A nasty indefinite integral $ \int \frac{1}{x(x+1)(x+2)(x+3)(x+4) ... (x+m)} dx $

A simpler approach is possible without all the other preliminary work. Let $$q_m(x) = \prod_{k=0}^m (x+k), \quad f_m(x) = \frac{1}{q_m(x)}.$$ Then $f$ admits a partial fraction decomposition of the form $$f_m(x) = \sum_{n=0}^m \frac{A_n}{x+n} \tag{1}$$ for suitable constants $A_0, \ldots, A_m$ which we wish to find, hence an antiderivative of $f$ is $$\int f_m(x) \, dx = \sum_{n=0}^m A_n \log |x+n|. \tag{2}$$ (I have omitted the constant of integration for convenience.) So all that remains is to determine the form of $A_n$. To do this, we observe that $$1 = q_m(x) \sum_{n=0}^m \frac{A_n}{x+n} = \sum_{n=0}^m p_n(x) A_n,$$ where $$p_n(x) = \prod_{k \ne n} (x+k) = (-1)^n \prod_{k=0}^{n-1} (-x-k) \prod_{k=n+1}^m (k + x).$$ Then in particular $$p_n(-n) = (-1)^n \prod_{k=0}^{n-1} (n-k) \prod_{k=n+1}^m (k-n) = (-1)^n n!(m-n)! = \frac{(-1)^n m!}{\binom{m}{n}},$$ and $p_n(-k) = 0$ for all other nonnegative integers $k \le m$ not equal to $n$. Therefore, $$A_n = \frac{1}{p_n(-n)} = \frac{(-1)^n}{m!} \binom{m}{n}$$ and $$\int f_m(x) \, dx = \sum_{n=0}^m \frac{(-1)^n}{m!} \binom{m}{n} \log |x+n| + C$$ as claimed.

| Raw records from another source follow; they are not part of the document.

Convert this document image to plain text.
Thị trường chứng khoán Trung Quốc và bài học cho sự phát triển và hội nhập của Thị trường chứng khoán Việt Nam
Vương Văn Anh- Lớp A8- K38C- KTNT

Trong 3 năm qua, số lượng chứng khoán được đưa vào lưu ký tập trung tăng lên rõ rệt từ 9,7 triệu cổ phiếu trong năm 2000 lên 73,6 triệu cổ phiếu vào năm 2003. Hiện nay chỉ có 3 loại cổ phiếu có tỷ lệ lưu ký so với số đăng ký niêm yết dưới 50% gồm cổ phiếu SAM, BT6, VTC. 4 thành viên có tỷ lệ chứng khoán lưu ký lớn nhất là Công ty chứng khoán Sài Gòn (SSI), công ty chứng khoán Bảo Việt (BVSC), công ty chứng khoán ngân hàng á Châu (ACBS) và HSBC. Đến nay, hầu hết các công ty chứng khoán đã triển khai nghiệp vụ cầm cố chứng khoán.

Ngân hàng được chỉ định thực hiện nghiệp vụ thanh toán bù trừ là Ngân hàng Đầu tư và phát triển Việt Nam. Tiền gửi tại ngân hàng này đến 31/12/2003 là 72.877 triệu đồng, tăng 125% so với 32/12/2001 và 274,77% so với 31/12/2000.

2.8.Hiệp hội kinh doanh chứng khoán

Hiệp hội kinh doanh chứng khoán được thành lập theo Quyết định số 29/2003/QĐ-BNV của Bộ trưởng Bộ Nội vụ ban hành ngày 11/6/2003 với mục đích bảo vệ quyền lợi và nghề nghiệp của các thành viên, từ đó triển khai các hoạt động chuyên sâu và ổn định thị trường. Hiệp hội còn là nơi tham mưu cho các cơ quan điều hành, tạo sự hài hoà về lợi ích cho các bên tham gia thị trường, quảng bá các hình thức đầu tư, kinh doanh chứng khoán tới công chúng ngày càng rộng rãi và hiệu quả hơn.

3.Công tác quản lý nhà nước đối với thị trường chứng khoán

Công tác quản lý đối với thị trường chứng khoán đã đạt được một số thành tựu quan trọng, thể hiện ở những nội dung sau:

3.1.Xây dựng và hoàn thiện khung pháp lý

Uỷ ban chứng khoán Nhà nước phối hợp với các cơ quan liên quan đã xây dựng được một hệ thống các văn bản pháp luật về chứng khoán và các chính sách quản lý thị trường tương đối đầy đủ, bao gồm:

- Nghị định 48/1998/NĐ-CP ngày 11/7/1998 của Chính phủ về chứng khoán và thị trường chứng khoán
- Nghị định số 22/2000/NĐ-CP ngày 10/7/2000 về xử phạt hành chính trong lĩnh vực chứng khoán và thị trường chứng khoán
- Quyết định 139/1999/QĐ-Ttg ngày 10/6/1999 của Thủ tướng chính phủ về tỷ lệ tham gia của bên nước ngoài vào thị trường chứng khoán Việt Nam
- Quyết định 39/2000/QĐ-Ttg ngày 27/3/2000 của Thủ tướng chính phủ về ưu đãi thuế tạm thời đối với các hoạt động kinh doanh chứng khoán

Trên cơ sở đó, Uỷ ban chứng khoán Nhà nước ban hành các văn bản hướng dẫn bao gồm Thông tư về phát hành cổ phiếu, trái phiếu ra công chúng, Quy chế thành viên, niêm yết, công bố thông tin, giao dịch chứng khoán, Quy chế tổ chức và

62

At this line: "Now let's consider the first term. We set $x=0$ and we get:" $$1 = {C_0}(0+1)(0+2) \cdots (x+m) = m!C_0$$ When you set $x=0$ there won't be any $x$ left.

For $C_2$ there is no mistake but then for the general term you did the same typo.

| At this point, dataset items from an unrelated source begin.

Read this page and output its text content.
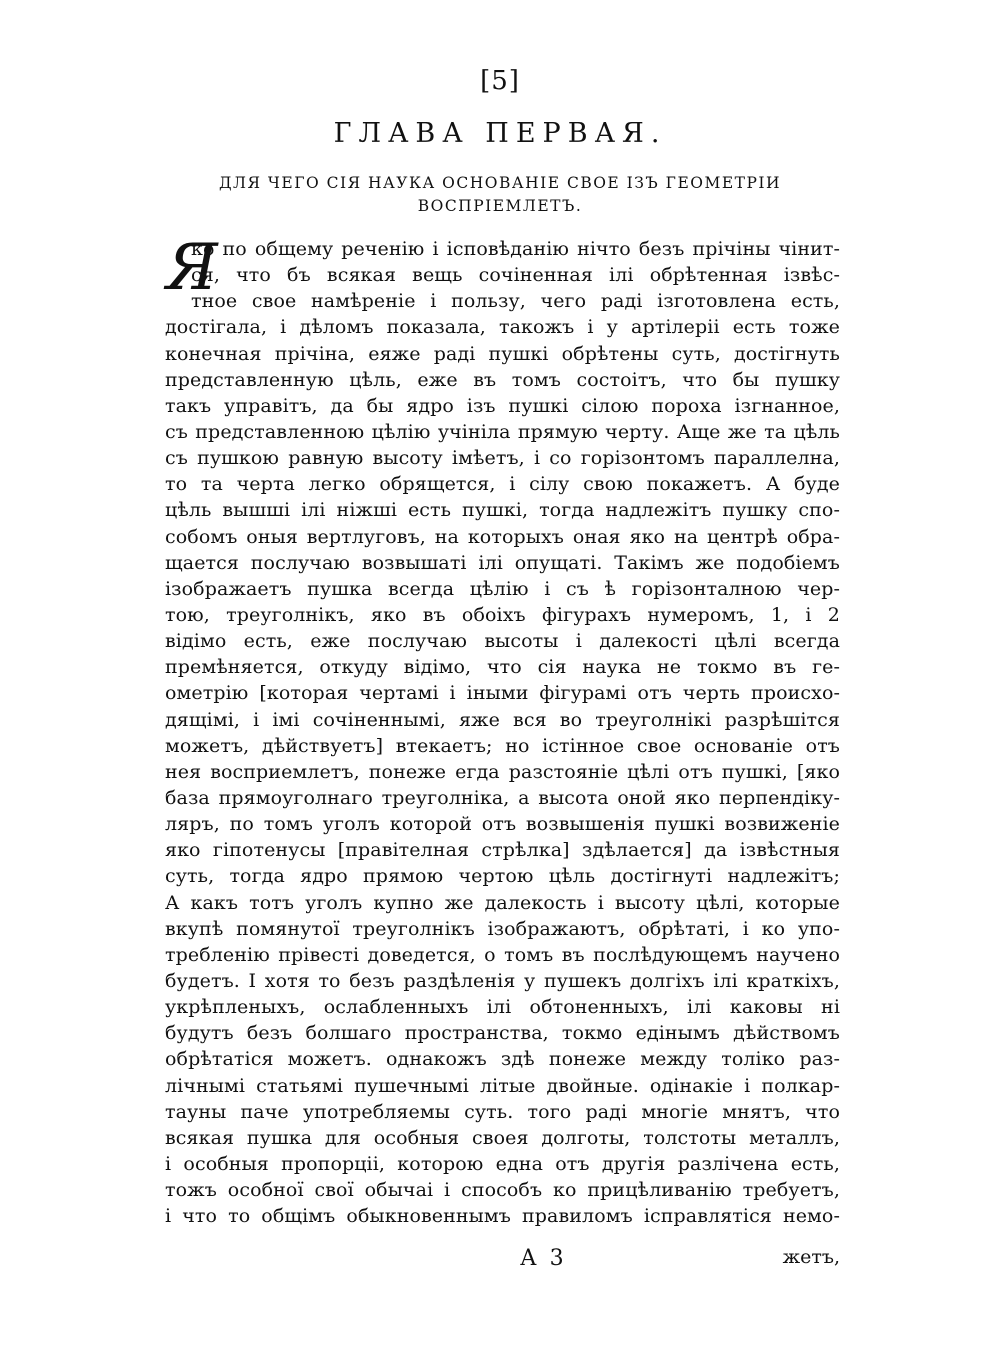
[5]
ГЛАВА ПЕРВАЯ.
ДЛЯ ЧЕГО СІЯ НАУКА ОСНОВАНІЕ СВОЕ ІЗЪ ГЕОМЕТРІИ
ВОСПРІЕМЛЕТЪ.
Я
ко по общему реченію і ісповѣданію нічто безъ прічіны чінит-
ся, что бъ всякая вещь сочіненная ілі обрѣтенная ізвѣс-
тное свое намѣреніе і пользу, чего раді ізготовлена есть,
достігала, і дѣломъ показала, такожъ і у артілеріі есть тоже
конечная прічіна, еяже раді пушкі обрѣтены суть, достігнуть
представленную цѣль, еже въ томъ состоітъ, что бы пушку
такъ управітъ, да бы ядро ізъ пушкі сілою пороха ізгнанное,
съ представленною цѣлію учініла прямую черту. Аще же та цѣль
съ пушкою равную высоту імѣетъ, і со горізонтомъ параллелна,
то та черта легко обрящется, і сілу свою покажетъ. А буде
цѣль вышші ілі ніжші есть пушкі, тогда надлежітъ пушку спо-
собомъ оныя вертлуговъ, на которыхъ оная яко на центрѣ обра-
щается послучаю возвышаті ілі опущаті. Такімъ же подобіемъ
ізображаетъ пушка всегда цѣлію і съ ѣ горізонталною чер-
тою, треуголнікъ, яко въ обоіхъ фігурахъ нумеромъ, 1, і 2
відімо есть, еже послучаю высоты і далекості цѣлі всегда
премѣняется, откуду відімо, что сія наука не токмо въ ге-
ометрію [которая чертамі і іными фігурамі отъ черть происхо-
дящімі, і імі сочіненнымі, яже вся во треуголнікі разрѣшітся
можетъ, дѣйствуетъ] втекаетъ; но істінное свое основаніе отъ
нея восприемлетъ, понеже егда разстояніе цѣлі отъ пушкі, [яко
база прямоуголнаго треуголніка, а высота оной яко перпендiку-
ляръ, по томъ уголъ которой отъ возвышенія пушкі возвиженіе
яко гіпотенусы [правітелная стрѣлка] здѣлается] да ізвѣстныя
суть, тогда ядро прямою чертою цѣль достігнуті надлежітъ;
А какъ тотъ уголъ купно же далекость і высоту цѣлі, которые
вкупѣ помянутої треуголнікъ ізображаютъ, обрѣтаті, і ко упо-
требленію прівесті доведется, о томъ въ послѣдующемъ научено
будетъ. І хотя то безъ раздѣленія у пушекъ долгіхъ ілі краткіхъ,
укрѣпленыхъ, ослабленныхъ ілі обтоненныхъ, ілі каковы ні
будутъ безъ болшаго пространства, токмо едінымъ дѣйствомъ
обрѣтатіся можетъ. однакожъ здѣ понеже между толіко раз-
лічнымі статьямі пушечнымі літые двойные. одінакіе і полкар-
тауны паче употребляемы суть. того раді многіе мнятъ, что
всякая пушка для особныя своея долготы, толстоты металлъ,
і особныя пропорціі, которою една отъ другія разлічена есть,
тожъ особної свої обычаі і способъ ко прицѣливанію требуетъ,
і что то общімъ обыкновеннымъ правиломъ ісправлятіся немо-
А 3	жетъ,
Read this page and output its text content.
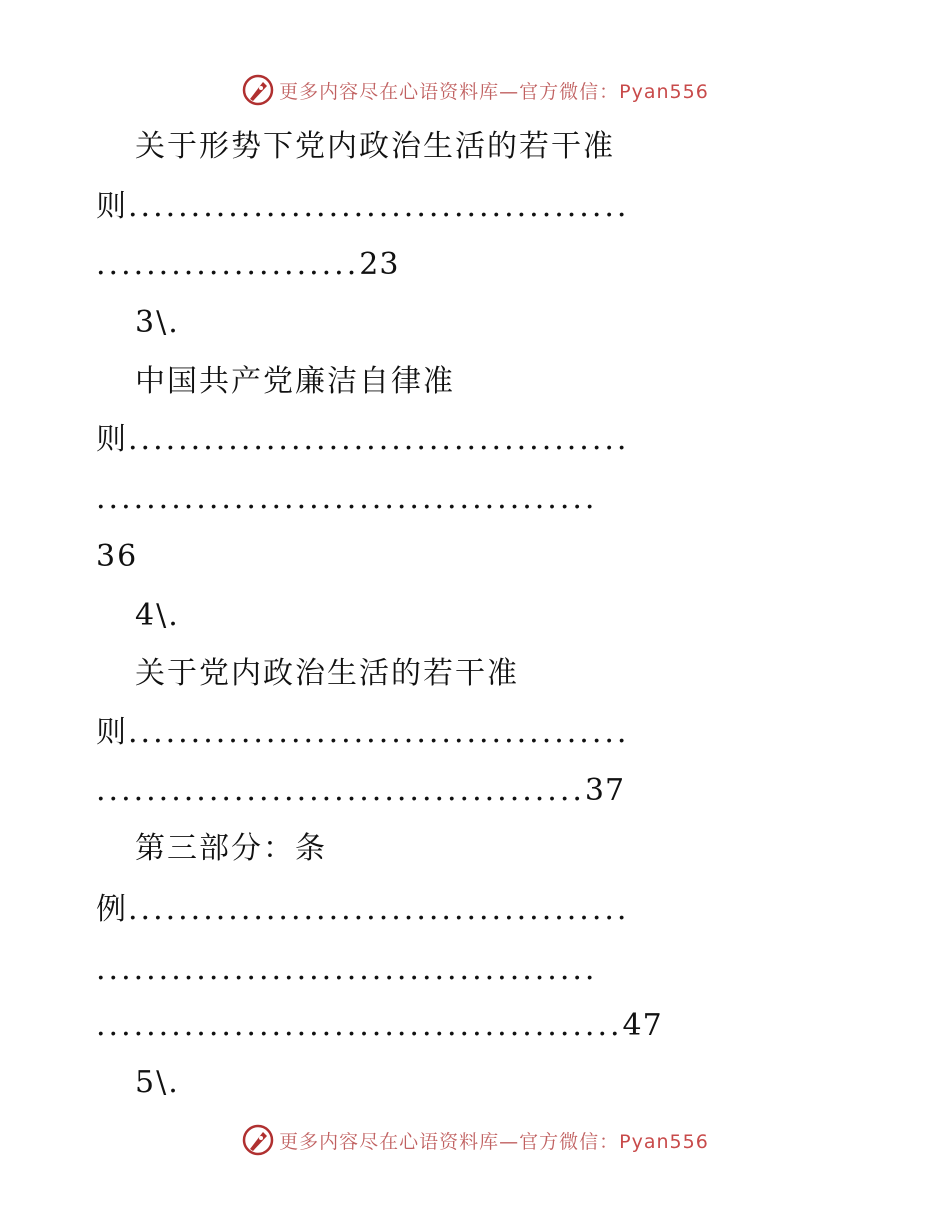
更多内容尽在心语资料库—官方微信：Pyan556
关于形势下党内政治生活的若干准
则........................................
.....................23
3\.
中国共产党廉洁自律准
则........................................
........................................
36
4\.
关于党内政治生活的若干准
则........................................
.......................................37
第三部分：条
例........................................
........................................
..........................................47
5\.
更多内容尽在心语资料库—官方微信：Pyan556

You can't have after you set $x=-m$: $$1 = C_m(-m)(-m+1)(-m+2) \cdots (\color{red}x+m -1)$$ And for the last part for some reason, you have $C_k$ in the denominator. $$\begin{align*} 1 &= C_k(-k)(-k+1)(-k+2) \cdots (-1) (1)(2) \cdots (-k + m - 1) \\ 1 &= (-1)^k C_k(k-1)(k-2) \cdots (1)(2) \cdots (-k + m - 1) \\ C_k &= \frac{ 1 }{ (-1)^k \color{red}{C_k}(k-1)(k-2) \cdots (1)(2) \cdots (-k + m - 1) } \\ C_k &= \frac{ k! }{ (-1)^k \color{red}{C_k}(k-1)(k-2) \cdots (1)m! } \\ C_k &= \frac{ \binom {m}{k} }{ (-1)^k m! } \\ \end{align*}$$ Other than this everything it's correct.

We could set up a difference equation. Partial fractions indicates that $$f_m(x)=\frac1{\prod_{k=0}^m(x+k)}=\sum_{k=0}^m\frac{A_k^{(m)}}{x+m}$$ And it is a simple calculation to show that $$f_{m-1}(x)-f_{m-1}(x+1)=mf_m(x)$$ So, comparing coefficients of $\frac1{x+k}$ we have $A_0^{(m-1)}=mA_0^{(m)}$, $A_{m-1}^{(m-1)}=-mA_m^{(m)}$, and $A_k^{(m-1)}-A_{k-1}^{(m-1)}=mA_k^{(m)}$ for $1\le k\le m-1$. If we let $A_k^{(m)}=\frac{(-1)^k}{m!}B_k^{(m)}$ then our difference equations read $B_0^{(m-1)}=B_0^{(m)}=\cdots=B_0^{(0)}=A_0^{(0)}=1$, $B_{m-1}^{(m-1)}=B_m^{(m)}=\cdots=B_0^{(0)}=1$ and $B_k^{(m-1)}+B_{k-1}^{(m-1)}=B_k^{(m)}$ for $1\le k\le m-1$. We recognize these as the difference equations for Pascal's triangle, so $B_k^{(m)}={m\choose k}$ so it follows that $A_k^{(m)}=\frac{(-1)^k}{m!}{m\choose k}$ and $$\int f_m(x)dx=\sum_{k=0}^m\frac{(-1)^k}{m!}{m\choose k}\ln|x+k|+C$$